Igor Jančevski

Personal information
- Full name: Igor Jančevski Игор Јанчевски
- Date of birth: 16 September 1974 (age 50)
- Place of birth: Zemun, SFR Yugoslavia
- Height: 1.83 m (6 ft 0 in)
- Position(s): Midfielder

Senior career*
- Years: Team / Apps / (Gls)
- 1996–1997: JAS Bardejov / 3 / (0)
- 1997–1998: Waldhof Mannheim / 18 / (0)
- 1998–1999: Herentals
- 2000–2001: Brotnjo
- 2001–2005: Varteks / 73 / (4)
- 2005: Diyarbakırspor / 0 / (0)
- 2006: Hapoel Nazareth Illit / 11 / (0)
- 2006–2008: Enosis Neon Paralimni / 26 / (0)
- 2008–2009: Čelik Zenica / 16 / (0)

International career^{‡}
- 2003–2008: Macedonia / 28 / (0)

= Igor Jančevski =

Serbian-born Macedonian footballer

Igor Jančevski (Macedonian and Serbian: Игор Јанчевски; born 16 September 1974 in Zemun) is a Macedonian retired football midfielder.

==Club career==
He finished his career at Čelik Zenica in the Premier League of Bosnia and Herzegovina.
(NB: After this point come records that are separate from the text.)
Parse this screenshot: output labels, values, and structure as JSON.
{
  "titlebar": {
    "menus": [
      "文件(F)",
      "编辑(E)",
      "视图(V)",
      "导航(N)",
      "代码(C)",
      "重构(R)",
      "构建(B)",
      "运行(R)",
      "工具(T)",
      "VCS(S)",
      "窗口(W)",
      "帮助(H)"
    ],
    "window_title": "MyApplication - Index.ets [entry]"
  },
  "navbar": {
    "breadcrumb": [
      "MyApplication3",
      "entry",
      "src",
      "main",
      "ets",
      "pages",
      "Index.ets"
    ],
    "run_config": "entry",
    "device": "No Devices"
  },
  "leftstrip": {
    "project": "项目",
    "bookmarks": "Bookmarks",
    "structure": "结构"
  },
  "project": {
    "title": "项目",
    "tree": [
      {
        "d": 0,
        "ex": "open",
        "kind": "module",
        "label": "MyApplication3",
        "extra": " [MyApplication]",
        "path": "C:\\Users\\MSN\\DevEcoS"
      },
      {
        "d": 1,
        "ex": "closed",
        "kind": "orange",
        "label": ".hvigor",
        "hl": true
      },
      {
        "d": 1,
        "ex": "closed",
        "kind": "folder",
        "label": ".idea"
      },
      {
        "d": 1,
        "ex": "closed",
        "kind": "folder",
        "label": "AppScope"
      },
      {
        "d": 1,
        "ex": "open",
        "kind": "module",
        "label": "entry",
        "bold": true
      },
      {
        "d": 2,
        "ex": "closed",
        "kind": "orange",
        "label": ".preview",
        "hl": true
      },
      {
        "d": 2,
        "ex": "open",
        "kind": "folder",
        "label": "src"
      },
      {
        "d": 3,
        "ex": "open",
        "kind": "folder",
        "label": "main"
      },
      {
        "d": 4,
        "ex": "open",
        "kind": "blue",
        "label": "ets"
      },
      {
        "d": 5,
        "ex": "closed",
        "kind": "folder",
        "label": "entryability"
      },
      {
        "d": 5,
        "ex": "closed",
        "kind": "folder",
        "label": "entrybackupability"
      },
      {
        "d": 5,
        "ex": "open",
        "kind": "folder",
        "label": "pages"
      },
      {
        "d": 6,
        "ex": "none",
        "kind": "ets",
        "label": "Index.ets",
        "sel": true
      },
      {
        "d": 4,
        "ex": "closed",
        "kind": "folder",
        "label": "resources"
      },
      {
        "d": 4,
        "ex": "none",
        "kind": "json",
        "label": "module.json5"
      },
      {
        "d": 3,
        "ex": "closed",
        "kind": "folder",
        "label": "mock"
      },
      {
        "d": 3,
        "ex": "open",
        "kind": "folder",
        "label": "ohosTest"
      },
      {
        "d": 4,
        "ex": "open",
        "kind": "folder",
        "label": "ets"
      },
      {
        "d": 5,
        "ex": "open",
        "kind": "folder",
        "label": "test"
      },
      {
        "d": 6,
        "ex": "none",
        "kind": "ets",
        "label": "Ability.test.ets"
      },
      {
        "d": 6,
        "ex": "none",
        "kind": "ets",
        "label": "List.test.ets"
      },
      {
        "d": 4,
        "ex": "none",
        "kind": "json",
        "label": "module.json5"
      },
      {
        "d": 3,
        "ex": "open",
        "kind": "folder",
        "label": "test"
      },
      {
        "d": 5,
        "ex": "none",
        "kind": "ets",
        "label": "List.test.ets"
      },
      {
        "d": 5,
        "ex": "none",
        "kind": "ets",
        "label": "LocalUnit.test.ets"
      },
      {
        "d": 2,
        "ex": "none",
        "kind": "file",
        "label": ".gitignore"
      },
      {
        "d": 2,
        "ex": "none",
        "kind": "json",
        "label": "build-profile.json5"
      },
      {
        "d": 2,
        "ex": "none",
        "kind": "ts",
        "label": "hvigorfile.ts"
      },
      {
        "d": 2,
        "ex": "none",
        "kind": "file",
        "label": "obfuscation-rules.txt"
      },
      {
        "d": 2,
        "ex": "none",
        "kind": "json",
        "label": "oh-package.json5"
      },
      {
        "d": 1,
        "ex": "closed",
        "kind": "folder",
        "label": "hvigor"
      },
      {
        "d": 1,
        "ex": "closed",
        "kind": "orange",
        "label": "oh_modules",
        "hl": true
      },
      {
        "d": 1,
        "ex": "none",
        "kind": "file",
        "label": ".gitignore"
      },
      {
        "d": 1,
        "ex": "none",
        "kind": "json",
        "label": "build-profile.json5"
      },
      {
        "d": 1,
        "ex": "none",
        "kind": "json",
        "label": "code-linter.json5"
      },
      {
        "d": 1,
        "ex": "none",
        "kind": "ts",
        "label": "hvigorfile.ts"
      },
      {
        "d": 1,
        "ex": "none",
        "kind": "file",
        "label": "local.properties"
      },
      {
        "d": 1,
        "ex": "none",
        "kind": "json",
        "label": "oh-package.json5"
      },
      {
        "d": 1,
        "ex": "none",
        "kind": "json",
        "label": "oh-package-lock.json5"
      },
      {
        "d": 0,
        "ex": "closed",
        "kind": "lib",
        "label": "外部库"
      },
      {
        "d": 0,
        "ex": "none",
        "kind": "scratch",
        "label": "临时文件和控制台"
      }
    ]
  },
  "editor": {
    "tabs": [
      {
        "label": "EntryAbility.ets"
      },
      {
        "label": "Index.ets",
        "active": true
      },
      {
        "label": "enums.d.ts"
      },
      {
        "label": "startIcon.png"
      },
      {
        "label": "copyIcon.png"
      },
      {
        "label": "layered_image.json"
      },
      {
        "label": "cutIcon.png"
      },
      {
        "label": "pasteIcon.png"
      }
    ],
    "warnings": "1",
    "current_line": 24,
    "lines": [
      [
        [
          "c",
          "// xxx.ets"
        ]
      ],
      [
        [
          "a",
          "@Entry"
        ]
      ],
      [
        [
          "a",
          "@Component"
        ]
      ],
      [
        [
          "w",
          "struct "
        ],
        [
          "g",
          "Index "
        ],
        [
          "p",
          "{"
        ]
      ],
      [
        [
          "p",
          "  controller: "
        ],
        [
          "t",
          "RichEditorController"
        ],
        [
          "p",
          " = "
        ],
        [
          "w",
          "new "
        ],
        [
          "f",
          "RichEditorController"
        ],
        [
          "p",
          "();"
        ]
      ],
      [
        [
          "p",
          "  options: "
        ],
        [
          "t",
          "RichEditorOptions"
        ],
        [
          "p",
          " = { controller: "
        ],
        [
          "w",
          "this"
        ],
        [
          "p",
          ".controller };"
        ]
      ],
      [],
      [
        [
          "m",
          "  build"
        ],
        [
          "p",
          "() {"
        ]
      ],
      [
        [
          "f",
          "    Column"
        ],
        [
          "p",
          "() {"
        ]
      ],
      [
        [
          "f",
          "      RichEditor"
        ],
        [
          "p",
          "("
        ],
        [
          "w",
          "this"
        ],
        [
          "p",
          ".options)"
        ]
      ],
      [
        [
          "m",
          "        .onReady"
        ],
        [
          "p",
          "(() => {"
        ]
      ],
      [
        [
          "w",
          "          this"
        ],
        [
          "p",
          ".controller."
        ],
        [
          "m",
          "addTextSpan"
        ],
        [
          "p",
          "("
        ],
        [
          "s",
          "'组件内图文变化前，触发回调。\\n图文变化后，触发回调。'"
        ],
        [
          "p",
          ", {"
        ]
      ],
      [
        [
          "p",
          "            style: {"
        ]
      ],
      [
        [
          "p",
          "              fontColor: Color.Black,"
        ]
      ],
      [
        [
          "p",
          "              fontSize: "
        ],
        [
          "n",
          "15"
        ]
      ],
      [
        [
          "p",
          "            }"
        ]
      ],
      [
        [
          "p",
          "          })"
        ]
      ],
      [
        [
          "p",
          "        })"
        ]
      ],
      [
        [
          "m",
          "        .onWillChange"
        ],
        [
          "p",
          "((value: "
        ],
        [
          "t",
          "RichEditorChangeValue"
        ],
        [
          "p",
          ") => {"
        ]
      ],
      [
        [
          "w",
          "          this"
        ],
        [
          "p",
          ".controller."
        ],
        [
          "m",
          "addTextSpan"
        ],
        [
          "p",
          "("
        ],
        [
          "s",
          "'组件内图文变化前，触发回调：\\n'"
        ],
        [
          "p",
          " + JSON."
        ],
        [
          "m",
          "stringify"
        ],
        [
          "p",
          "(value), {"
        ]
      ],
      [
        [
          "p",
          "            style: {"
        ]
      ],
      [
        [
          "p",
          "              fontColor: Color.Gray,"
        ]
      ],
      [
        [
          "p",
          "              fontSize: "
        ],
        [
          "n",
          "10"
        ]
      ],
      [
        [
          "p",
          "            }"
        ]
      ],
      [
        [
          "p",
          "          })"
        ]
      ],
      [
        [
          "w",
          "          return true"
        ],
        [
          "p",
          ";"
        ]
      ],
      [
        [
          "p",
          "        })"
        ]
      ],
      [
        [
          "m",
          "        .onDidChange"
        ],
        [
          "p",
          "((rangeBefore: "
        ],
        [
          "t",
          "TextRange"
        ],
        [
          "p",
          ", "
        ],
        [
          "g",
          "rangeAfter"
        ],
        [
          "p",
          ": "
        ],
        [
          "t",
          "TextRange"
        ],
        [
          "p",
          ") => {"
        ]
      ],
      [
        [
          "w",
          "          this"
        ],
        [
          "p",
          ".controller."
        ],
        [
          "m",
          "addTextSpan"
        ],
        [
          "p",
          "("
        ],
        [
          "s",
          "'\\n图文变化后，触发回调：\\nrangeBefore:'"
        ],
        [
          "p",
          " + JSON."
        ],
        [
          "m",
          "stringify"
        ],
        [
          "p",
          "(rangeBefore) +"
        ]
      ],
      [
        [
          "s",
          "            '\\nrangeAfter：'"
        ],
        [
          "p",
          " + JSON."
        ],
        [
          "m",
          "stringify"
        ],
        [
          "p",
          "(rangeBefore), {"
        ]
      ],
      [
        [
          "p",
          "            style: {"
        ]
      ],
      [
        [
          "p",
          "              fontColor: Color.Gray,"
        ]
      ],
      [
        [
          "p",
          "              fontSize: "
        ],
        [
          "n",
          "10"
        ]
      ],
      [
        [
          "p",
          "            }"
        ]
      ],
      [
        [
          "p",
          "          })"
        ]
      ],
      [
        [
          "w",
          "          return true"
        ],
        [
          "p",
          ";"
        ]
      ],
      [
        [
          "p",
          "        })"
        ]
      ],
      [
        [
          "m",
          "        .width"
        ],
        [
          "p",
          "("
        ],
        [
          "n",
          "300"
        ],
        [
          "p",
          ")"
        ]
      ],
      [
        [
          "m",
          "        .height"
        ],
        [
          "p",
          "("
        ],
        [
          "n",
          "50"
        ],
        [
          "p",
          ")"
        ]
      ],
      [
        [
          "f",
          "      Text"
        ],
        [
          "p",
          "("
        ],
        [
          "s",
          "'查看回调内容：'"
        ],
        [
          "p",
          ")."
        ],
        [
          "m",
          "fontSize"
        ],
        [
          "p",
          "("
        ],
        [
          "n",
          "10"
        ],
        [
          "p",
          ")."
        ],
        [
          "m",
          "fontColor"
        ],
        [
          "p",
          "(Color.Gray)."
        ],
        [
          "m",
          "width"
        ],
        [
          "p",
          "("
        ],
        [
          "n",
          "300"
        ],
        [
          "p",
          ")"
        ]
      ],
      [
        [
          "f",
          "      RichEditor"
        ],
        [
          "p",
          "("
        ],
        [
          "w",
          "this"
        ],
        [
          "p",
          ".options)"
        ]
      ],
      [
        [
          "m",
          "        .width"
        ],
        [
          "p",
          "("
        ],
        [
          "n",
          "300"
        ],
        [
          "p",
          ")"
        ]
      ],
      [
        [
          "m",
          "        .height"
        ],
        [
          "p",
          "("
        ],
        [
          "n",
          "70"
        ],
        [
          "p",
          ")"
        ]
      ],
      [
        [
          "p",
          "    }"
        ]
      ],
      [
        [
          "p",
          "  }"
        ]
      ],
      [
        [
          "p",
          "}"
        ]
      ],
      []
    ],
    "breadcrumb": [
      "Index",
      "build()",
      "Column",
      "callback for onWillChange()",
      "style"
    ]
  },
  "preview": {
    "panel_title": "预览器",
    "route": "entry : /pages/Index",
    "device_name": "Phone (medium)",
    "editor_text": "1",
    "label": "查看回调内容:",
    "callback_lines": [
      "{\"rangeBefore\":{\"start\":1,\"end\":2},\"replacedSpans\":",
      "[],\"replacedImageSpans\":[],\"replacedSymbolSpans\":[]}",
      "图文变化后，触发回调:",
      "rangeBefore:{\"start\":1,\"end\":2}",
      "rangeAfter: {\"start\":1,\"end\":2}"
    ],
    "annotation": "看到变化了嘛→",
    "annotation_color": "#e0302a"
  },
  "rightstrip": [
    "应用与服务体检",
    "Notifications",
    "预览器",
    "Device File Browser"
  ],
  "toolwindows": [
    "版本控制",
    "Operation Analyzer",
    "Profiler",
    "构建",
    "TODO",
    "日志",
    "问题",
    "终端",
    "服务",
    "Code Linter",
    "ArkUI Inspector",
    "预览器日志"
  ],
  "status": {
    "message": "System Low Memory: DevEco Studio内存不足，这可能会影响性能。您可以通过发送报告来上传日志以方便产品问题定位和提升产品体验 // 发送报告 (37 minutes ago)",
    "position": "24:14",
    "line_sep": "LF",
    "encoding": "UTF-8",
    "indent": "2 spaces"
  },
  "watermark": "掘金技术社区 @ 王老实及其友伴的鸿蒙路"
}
He could also play as a defensive midfielder and was part of the Macedonia national team squad.

==International career==
He made his senior debut for Macedonia in a February 2003 friendly match against Croatia and has earned a total of 28 caps, scoring no goals. His final international was a February 2008 friendly against Serbia.